In hindsight however, it is worth noting that the politically pragmatic discourse of land reform that the country embarked on two decades ago was met with both applause and criticism from different political quotas depending on one’s ideological leaning and it was not surprising.
It was not surprising because even during the war of liberation to unyoke the country from the shackles of colonialism, some indigenous black people were fighting on the side of the oppressor to perpetuate the subjugation of kith and kin.
They were insanely fighting to maintain the colonial status quo of white political and economic domination in a black African country. They had been fed full with politics of white supremacy and they had appreciated their inferiority allowing themselves to be blinded by self-hate, self-condemnation.
And to the masses they remained the big betrayers of the revolution. They were sell-outs who did not have the important sense of belonging. Vestiges of white colonial teaching remained in a number of them even at independence. They are unrepentant.
They hate freedom and all that it entailed. They never appreciated it anywhere. They therefore see no value in the land reform programme that the Government embarked on. For lack of knowledge of the historical narratives that guided the Government’s decision to seize the land the way it did, they, in their warped thinking saw an injustice that needed not only regional intervention but an international one.
In their crooked thinking, they are ignorant of the documented fact that the Lancaster House Agreement provided for willing buyer, willing seller basis where the British Government was to provide the funds but Britain reneged on the agreement.
The then Prime Minister Tony Blair, terminated the arrangement after funds that were availed by the Margaret Thatcher’s administration were exhausted. He refused all commitments to land reform. The position was made official when on 5 November 1997, former British secretary of State for International Development Clare Short described the new Labour government’s approach to Zimbabwean land reform. She said that the UK did not accept that Britain had a special responsibility to meet the costs of land purchase in Zimbabwe.

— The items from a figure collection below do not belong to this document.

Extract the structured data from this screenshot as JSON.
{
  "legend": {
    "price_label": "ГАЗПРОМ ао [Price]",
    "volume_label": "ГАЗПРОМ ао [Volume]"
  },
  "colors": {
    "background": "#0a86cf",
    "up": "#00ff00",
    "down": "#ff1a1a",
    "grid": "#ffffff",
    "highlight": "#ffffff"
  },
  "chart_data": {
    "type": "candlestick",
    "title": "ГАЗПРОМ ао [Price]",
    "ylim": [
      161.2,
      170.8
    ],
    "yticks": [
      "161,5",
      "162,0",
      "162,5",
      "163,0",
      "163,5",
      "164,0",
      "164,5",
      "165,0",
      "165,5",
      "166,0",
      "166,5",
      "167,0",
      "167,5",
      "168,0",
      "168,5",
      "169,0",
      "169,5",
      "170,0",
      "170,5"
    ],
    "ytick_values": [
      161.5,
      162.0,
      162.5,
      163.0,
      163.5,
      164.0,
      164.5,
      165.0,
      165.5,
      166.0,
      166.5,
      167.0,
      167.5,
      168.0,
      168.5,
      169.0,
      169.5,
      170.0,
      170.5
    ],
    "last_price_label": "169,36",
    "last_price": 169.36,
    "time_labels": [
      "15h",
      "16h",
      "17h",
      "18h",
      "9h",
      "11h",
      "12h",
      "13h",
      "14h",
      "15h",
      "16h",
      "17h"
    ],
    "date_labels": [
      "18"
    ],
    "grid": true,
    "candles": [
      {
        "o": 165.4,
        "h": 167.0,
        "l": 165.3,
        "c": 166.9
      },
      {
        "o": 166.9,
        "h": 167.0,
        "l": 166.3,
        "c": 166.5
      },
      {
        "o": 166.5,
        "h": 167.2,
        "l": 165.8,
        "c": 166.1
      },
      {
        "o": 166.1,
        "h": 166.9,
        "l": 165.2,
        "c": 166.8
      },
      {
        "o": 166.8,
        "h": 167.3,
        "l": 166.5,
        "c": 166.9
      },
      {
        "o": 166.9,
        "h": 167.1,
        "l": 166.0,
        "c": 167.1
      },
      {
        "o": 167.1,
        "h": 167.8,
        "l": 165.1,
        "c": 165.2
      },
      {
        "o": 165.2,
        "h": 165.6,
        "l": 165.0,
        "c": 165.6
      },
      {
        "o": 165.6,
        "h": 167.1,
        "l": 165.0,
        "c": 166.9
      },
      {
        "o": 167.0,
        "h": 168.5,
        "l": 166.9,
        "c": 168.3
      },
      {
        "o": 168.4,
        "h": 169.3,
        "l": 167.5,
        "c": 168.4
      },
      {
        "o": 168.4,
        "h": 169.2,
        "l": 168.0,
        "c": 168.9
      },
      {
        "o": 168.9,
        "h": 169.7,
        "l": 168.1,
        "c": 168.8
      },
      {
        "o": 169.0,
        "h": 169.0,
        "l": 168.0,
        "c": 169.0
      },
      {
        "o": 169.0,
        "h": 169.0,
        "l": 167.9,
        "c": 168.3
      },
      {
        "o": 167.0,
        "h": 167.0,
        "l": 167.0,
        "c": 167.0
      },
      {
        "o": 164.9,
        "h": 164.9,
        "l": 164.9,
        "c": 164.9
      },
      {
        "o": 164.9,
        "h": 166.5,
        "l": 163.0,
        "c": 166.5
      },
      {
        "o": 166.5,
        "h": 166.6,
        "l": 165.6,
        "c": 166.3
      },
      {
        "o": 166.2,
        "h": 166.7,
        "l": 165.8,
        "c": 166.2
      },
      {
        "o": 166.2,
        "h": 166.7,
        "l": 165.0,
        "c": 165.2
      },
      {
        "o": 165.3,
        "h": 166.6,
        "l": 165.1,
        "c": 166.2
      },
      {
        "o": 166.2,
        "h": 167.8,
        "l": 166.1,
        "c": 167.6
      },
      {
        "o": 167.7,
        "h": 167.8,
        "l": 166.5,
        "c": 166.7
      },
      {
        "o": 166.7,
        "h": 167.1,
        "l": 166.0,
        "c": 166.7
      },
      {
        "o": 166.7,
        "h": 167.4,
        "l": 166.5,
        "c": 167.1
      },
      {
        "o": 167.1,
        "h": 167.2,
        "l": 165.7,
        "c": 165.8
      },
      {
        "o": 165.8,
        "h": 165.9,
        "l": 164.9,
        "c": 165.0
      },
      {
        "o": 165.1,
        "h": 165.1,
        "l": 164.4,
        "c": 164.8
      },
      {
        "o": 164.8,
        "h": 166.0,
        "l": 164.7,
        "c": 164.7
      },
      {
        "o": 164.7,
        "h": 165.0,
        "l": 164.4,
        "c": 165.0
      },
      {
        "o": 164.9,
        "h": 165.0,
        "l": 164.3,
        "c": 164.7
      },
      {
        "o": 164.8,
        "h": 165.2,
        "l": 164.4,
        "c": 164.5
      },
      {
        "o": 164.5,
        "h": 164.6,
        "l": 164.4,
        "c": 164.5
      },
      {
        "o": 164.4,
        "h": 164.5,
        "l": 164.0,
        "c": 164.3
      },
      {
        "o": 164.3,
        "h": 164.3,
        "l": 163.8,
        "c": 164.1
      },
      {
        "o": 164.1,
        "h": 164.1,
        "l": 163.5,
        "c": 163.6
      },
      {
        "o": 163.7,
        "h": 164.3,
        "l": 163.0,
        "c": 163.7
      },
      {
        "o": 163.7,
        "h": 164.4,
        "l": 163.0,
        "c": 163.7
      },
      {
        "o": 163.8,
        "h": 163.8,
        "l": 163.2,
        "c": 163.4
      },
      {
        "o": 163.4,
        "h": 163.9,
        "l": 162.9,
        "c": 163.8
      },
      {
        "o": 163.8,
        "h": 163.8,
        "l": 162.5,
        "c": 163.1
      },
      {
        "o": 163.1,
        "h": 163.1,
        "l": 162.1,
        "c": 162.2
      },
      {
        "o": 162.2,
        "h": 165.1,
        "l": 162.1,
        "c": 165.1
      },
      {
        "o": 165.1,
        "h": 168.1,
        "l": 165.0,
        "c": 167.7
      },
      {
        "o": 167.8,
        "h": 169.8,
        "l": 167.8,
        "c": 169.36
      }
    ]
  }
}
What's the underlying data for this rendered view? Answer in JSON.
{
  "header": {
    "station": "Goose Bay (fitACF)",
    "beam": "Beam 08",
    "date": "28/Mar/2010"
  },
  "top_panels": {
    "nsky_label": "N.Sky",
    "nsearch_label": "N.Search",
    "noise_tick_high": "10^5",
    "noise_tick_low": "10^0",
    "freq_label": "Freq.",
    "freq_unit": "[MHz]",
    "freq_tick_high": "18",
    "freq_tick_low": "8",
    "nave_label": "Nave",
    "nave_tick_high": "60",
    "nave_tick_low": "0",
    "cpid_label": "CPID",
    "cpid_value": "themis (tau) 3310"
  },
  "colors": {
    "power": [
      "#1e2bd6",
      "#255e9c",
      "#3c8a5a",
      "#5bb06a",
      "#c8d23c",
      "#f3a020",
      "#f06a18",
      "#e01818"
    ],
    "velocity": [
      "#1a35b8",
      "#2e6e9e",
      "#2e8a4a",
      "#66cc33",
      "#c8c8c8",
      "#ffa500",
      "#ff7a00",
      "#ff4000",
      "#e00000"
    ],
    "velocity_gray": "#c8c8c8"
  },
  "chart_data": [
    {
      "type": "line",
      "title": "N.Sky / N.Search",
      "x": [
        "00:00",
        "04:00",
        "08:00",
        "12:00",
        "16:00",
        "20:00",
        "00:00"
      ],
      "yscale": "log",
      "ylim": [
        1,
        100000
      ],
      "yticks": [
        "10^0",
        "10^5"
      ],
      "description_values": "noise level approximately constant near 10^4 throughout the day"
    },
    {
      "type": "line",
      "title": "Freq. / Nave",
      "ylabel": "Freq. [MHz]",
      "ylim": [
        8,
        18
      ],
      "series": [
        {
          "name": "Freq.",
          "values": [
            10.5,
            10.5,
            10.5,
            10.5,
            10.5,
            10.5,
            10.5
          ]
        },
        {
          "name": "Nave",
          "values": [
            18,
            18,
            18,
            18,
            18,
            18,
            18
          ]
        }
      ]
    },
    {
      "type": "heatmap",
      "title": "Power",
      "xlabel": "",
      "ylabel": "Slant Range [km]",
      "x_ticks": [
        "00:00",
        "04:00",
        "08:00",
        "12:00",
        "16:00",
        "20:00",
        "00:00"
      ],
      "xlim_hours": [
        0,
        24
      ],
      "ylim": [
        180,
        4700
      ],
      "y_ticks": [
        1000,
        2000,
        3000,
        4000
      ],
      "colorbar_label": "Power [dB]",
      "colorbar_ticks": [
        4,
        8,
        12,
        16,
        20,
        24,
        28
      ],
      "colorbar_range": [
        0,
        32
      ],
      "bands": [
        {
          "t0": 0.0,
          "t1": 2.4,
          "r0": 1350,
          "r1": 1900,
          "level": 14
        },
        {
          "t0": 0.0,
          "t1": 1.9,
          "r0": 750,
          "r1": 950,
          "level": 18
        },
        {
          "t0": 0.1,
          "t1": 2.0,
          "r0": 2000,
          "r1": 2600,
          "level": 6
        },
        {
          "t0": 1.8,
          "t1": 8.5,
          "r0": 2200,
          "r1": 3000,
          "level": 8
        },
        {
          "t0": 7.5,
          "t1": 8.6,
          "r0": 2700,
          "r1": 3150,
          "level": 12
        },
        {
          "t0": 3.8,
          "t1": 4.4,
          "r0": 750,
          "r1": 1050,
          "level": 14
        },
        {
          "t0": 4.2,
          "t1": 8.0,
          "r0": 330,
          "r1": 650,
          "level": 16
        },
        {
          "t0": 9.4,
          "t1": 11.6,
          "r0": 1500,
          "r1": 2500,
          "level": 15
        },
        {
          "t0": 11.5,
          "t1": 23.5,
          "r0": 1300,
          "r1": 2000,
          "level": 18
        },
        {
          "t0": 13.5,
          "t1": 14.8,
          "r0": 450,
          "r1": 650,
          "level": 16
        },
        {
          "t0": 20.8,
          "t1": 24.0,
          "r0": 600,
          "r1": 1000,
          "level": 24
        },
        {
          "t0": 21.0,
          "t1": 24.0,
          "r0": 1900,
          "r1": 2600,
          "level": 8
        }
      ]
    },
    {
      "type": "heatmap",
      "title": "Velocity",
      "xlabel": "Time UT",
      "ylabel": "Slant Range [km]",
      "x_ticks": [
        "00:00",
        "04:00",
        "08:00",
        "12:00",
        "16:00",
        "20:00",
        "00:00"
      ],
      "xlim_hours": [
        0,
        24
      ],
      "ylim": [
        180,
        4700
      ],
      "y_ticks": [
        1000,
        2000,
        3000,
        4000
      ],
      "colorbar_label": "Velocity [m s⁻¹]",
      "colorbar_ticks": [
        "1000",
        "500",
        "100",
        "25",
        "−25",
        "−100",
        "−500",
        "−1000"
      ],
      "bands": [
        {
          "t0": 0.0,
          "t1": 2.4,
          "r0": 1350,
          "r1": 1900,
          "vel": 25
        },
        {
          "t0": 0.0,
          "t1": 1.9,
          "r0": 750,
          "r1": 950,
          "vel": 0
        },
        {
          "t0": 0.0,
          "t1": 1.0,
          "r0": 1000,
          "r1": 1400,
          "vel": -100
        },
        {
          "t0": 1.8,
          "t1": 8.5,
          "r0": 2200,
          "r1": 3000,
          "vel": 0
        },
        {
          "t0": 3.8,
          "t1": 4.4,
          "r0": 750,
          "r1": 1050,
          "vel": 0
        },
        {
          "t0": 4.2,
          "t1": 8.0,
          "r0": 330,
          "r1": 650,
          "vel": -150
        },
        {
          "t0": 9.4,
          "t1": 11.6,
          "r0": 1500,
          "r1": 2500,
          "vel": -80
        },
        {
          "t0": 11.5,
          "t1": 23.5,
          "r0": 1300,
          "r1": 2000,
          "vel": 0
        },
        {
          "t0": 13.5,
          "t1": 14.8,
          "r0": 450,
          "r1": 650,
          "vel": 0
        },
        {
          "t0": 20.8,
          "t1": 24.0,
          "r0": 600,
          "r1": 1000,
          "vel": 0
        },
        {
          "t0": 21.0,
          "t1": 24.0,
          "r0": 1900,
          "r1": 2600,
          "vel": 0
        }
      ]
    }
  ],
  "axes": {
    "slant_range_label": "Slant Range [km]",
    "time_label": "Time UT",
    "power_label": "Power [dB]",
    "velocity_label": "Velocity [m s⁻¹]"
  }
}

Her government’s position was spelt out in a letter to the then Zimbabwe’s Agriculture Minister, Kumbirai Kangai:
“I should make it clear that we do not accept that Britain has a special responsibility to meet the costs of land purchase in Zimbabwe. We are a new government from diverse backgrounds without links to former colonial interests. My own origins are Irish and, as you know, we were colonised, not colonisers.”
It was after this position was spelt out that the Zimbabwean government embarked on the land redistribution campaign that sought to strike a balance in the distribution of land to the landless black majority.
However, at the inception of the land reform programme a number of people in the opposition political formations were reluctant to get their national share of the cake simply because they didn’t believe in the process.
But if what is being expressed on the virtual space is anything to go by that is evidently going to change as land just like in the colonial days has remained the most prized possession and the fierce clamour for it is therefore likely going to create another headache for the Government.
The current agriculture season coupled with the Covid-19 pandemic that has seen companies shedding off people has therefore created a hunger for land that has not been seen before.